Wednesday, October 14, 2015

more on thoreau

I’ve thought some more about the essay on Thoreau that I dissed yesterday. I actually see where Schulz is coming from in her recoil from the idea that Thoreau was a saint, rather than a writer. But Schulz certainly fails to understand Thoreau the writer.
It is a misprison that comes out best, I think, in Schulz’s staging of the gotcha moment. Which is here:
“The book is subtitled “Life in the Woods,” and, from those words onward, Thoreau insists that we read it as the story of a voluntary exile from society, an extended confrontation with wilderness and solitude.
In reality, Walden Pond in 1845 was scarcely more off the grid, relative to contemporaneous society, than Prospect Park is today. The commuter train to Boston ran along its southwest side; in summer the place swarmed with picnickers and swimmers, while in winter it was frequented by ice cutters and skaters. Thoreau could stroll from his cabin to his family home, in Concord, in twenty minutes, about as long as it takes to walk the fifteen blocks from Carnegie Hall to Grand Central Terminal.”
This reading of the book can only be held if we think that Thoreau was thinking of his audience as composed of high school and college students one hundred fifty years hence.
But Thoreau did not think of his audience as composed of people reading Walden in a classroom. His audience was composed of people who knew exactly where Walden was. If, as I think is evident from the text itself, this is the case, then Schulz’s idea that the subtitle tells us that “Thoreau insists that we read it as the story of a voluntary exile from society, an extended confrontation with wilderness and solitude” is simply foolish, a denial of the mass of references and ironies that any literary text brings with it, especially one written in the train of an essayistic tradition of crossing the serious and non-serious – in other words, the romantic tradition of the ludicrous. In American culture, as I pointed out yesterday – following in the footsteps of such pioneers here as Constance Rourke and her book on American humor – the ludicrousness of Dequincy or Lamb or Byron (when he was in the mood) becomes the deadpan. By erecting a vision of Thoreau which makes Walden and all his works the direct, unironic expression of Thoreau’s personality, Schulz gives a perfect classroom reading of Thoreau’s work, one in which the idea that Thoreau was talking about Life in the Woods shows how he was throwing dust in our eyes, and hence was no saint, and hence can be tossed in the dump.
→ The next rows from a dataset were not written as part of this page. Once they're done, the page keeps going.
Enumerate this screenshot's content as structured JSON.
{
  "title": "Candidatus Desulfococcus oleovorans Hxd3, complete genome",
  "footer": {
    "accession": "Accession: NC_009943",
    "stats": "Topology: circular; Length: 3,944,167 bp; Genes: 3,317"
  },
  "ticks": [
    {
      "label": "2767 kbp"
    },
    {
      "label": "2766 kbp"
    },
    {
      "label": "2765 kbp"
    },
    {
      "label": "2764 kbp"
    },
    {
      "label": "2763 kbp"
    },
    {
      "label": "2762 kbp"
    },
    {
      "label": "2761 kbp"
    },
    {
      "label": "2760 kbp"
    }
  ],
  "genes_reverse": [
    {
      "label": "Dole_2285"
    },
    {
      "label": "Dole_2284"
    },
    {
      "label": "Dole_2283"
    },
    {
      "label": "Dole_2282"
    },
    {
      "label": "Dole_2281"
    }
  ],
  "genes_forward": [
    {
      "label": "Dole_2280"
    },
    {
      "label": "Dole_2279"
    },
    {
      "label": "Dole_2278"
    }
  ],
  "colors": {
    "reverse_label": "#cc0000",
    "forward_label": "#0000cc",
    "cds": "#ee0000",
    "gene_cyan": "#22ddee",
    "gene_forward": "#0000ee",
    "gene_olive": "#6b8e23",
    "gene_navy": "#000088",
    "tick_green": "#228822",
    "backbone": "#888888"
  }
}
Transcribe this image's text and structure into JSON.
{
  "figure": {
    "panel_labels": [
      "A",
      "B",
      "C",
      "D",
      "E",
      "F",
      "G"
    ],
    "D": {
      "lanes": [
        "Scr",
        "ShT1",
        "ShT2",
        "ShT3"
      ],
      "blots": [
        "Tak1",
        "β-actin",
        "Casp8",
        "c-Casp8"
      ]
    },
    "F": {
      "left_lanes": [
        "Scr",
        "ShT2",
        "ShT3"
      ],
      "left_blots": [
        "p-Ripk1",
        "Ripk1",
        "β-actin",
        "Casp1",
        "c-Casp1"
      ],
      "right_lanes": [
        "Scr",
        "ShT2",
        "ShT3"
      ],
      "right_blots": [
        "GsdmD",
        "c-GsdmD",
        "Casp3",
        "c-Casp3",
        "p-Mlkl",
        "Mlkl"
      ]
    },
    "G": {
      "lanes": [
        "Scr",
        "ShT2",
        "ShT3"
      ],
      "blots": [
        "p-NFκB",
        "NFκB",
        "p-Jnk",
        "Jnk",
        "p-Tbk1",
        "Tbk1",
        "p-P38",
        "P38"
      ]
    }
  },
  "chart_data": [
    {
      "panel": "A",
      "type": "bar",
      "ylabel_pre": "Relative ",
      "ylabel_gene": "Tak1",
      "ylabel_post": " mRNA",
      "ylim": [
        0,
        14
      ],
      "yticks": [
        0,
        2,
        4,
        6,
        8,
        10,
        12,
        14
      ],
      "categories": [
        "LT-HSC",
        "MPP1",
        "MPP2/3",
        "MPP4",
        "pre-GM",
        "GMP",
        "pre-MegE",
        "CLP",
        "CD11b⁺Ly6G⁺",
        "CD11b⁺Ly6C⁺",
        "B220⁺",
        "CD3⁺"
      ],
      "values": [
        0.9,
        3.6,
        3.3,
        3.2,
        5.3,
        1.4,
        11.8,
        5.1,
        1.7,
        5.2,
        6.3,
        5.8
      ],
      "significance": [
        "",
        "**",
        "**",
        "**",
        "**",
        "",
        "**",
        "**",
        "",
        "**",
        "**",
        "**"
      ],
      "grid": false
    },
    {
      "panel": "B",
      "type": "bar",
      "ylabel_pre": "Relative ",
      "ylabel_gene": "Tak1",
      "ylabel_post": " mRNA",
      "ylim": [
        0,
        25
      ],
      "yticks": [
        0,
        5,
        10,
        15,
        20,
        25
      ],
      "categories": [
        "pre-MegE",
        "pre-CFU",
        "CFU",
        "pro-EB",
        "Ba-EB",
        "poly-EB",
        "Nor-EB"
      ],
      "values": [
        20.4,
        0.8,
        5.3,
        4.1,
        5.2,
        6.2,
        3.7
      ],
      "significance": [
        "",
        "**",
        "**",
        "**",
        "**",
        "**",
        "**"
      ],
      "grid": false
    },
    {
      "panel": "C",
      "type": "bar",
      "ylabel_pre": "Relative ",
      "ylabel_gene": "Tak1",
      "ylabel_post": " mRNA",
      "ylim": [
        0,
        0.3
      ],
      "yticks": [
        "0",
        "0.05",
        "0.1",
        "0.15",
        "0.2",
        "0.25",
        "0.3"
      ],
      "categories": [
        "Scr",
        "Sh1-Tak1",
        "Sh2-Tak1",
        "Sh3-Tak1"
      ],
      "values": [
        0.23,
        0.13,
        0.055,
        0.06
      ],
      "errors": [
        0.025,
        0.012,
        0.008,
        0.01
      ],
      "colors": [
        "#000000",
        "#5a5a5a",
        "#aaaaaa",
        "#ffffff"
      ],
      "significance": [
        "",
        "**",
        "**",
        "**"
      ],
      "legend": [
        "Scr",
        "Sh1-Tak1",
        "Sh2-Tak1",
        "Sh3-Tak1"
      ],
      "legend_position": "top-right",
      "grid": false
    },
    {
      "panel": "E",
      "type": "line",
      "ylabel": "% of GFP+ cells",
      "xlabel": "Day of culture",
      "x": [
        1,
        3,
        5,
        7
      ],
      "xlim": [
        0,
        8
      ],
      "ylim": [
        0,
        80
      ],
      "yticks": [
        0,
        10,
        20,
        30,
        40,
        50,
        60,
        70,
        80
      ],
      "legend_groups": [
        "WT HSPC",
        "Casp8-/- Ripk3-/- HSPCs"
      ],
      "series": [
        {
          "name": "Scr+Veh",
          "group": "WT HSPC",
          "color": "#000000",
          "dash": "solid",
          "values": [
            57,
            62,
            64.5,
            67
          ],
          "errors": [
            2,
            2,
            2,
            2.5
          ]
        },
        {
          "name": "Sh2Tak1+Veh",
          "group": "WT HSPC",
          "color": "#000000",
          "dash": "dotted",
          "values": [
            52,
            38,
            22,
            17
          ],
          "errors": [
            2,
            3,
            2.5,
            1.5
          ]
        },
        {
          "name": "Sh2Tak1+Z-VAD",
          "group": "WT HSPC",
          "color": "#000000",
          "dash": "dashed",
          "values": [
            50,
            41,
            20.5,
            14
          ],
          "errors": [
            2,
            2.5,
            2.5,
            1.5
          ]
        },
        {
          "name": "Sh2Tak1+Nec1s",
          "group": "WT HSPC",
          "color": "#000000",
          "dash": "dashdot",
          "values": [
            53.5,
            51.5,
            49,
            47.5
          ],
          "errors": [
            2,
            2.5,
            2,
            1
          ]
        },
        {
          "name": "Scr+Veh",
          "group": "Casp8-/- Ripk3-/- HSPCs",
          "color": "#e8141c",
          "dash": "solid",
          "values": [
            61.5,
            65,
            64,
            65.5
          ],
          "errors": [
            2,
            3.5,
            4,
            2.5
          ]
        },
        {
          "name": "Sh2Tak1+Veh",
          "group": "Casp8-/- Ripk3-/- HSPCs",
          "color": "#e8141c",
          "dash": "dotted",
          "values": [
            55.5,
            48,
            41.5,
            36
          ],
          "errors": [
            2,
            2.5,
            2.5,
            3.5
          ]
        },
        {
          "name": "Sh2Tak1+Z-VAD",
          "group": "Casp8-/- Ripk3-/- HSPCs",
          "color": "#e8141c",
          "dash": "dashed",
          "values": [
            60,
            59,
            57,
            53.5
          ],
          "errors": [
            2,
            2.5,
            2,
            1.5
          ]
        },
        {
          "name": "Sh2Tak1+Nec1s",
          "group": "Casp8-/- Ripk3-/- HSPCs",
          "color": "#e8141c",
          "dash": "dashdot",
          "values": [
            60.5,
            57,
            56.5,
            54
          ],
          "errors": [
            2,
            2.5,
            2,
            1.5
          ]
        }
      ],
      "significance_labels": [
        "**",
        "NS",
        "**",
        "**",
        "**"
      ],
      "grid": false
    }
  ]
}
But if you are not sold on the the idea that the text can be read with absolutely no attention to the contexts that make sense of the effects it aims for, then Schulz’s piece reads like less of an attack on Thoreau than on some odd poster of Thoreau, with an inspiring quote caption, hung up in a dorm room. The class room, the dorm room – these are very much reading scenes. And of course any text that is worth killing trees for should lend itself to multiple reading scenes. But what is usefully done in a college classroom, or should be done, is to invigorate the text with its material context. If I read Thoreau mentioning dead drowned children cursorily and turning from them to evoke the landscape and I put this in some universal moral place, eliminating the time and place of the writing, I have one reaction – one tracked by Schulz. But putting the writing in the context of the vast amount of sentimental writing about dead children – Thoreau’s was the era in which the death of Little Nell in the Old Curiosity Shop became an actual cause celebre, as was famously attested by the anecdote about American readers gathering on the docks when ships from England came in, wanting to know more of Dickens’ story – than you might pause and ask what is going on here. Schulz thinks what is going on here is that a misanthrope – Thoreau – is expressing his hatred of humanity, un point c’est tout. But that an author might devise an image of himself as a misanthrope – in fact, a standard practice in the ludicrous thematic throughout romantic literature – never seems to cross her mind.
Writers lie. Hunter Thompson really probably didn’t take all the hallucinogens he claimed to have taken in his self report in Fear and Loathing in Las Vegas.
Writers lie, but they hope to illuminate something larger with their lies and sometimes they do.  Fredrich Prokosch, in his memoir, Voices, wrote that “in order to be truthful, one must always lie a little, just as in order to tell a lie, one must tell the truth a little,” The art of adjusting that ratio is the writer’s business.